0

How PHP strings work internally (byte strings, not unicode)

Intermediate5 min read·php-03-001
interviewcompare

Concept

PHP strings are byte strings — sequences of arbitrary bytes with no inherent encoding. PHP has no native Unicode string type. A PHP string is just a length-prefixed array of bytes; character "position 3" means byte offset 3, which may be the middle of a multi-byte UTF-8 character. This is the root cause of most internationalization bugs in PHP codebases.

Internally, a PHP string is a zend_string heap allocation containing: a len field (the byte count), a val array (the raw bytes, null-terminated for C interop), a refcount, and an h field (pre-computed hash for hash-table lookups). The hash is computed lazily and cached on first use.

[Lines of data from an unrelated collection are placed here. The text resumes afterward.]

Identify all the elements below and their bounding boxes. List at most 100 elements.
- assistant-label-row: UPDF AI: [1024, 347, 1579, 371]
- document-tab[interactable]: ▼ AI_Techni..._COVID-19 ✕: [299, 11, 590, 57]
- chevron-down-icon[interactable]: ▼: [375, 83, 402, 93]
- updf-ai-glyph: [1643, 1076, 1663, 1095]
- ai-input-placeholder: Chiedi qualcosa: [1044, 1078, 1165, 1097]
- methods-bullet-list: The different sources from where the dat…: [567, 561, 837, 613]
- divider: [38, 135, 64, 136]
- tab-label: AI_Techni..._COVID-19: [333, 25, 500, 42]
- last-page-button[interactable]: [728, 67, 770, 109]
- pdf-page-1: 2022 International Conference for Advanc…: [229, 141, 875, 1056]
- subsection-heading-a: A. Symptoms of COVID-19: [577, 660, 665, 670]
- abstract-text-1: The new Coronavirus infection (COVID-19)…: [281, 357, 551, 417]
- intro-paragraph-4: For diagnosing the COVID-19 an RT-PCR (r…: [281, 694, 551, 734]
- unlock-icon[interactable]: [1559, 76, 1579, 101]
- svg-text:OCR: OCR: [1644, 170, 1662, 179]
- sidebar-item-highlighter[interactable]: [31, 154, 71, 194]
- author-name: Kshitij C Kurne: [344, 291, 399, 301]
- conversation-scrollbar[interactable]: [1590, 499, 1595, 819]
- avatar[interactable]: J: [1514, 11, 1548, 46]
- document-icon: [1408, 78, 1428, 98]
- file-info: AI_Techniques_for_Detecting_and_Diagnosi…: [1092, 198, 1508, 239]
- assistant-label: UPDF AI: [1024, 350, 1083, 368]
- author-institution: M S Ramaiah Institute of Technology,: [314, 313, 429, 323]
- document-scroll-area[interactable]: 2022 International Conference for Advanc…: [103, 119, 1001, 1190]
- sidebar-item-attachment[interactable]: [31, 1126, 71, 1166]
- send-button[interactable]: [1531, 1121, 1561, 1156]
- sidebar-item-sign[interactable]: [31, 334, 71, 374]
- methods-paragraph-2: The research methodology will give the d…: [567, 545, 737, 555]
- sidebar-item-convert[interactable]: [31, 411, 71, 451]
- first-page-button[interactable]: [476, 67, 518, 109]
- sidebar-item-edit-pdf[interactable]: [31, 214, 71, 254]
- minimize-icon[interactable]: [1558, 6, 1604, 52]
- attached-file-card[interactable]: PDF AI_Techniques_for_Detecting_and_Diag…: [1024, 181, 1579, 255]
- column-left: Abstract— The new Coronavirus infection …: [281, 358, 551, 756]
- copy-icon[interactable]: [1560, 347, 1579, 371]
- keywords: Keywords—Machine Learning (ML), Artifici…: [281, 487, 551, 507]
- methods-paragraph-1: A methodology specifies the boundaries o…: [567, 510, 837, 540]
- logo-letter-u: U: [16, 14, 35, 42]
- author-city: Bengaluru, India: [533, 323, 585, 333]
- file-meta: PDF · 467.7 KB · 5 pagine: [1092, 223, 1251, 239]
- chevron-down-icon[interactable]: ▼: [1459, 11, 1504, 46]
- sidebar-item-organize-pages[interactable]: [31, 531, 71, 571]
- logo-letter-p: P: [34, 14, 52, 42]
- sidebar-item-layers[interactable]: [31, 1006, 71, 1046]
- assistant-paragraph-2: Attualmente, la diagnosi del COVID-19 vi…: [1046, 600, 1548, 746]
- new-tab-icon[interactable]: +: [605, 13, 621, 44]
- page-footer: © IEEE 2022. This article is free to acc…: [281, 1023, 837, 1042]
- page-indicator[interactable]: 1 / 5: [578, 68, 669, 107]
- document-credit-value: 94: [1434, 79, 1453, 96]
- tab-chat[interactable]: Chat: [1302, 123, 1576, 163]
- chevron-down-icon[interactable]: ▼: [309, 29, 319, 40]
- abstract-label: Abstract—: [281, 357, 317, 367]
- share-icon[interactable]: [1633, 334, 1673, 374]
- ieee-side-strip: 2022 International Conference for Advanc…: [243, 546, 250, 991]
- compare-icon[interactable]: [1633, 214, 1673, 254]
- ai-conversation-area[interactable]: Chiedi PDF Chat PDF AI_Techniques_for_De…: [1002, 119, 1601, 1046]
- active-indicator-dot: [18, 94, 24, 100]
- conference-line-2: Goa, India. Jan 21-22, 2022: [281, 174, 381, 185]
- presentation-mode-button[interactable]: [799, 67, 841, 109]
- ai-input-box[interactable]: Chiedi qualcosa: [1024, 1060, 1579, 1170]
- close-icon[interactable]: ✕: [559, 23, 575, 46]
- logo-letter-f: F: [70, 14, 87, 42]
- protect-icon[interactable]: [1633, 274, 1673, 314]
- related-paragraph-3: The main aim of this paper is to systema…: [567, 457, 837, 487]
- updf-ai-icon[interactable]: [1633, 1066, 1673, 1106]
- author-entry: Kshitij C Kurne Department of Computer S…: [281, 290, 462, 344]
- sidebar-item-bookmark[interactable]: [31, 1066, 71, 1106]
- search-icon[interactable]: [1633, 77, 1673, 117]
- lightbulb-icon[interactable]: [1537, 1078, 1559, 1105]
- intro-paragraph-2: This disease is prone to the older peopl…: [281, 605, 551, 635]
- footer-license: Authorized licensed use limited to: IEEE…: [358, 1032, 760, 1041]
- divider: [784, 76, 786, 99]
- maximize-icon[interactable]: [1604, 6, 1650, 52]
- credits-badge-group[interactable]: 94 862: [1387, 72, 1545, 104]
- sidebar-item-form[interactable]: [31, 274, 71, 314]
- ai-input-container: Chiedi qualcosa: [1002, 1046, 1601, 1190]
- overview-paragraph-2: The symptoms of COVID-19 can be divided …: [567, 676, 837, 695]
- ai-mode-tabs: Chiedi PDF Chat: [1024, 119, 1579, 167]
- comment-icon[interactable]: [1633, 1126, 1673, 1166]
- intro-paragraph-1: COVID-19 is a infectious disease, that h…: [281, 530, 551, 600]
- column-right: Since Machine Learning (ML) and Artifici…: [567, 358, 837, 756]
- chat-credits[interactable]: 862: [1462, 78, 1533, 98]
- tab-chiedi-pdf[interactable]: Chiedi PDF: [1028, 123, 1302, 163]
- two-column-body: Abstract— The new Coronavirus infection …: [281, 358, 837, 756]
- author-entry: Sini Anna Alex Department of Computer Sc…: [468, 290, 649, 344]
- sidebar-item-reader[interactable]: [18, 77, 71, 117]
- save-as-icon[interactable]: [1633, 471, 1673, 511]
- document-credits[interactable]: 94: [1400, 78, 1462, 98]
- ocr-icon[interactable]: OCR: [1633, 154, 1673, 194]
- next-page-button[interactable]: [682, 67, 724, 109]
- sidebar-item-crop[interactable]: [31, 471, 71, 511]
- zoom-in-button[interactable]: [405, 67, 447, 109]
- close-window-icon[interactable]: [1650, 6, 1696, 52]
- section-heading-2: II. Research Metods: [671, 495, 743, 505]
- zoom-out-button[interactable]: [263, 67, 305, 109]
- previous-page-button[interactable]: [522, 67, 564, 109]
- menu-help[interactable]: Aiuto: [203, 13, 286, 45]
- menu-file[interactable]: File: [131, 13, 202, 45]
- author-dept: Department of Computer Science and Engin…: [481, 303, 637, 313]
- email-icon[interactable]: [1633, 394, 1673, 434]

strlen() returns byte count, not character count: For ASCII text this is the same. For UTF-8, a single emoji or accented character may consume 2–4 bytes. strlen('é') returns 2, not 1. Every core string function — substr, strpos, strtolower, ucfirst — operates on bytes. Using them on multi-byte text silently corrupts non-ASCII characters. The mbstring extension provides UTF-8-aware equivalents (mb_strlen, mb_substr, etc.).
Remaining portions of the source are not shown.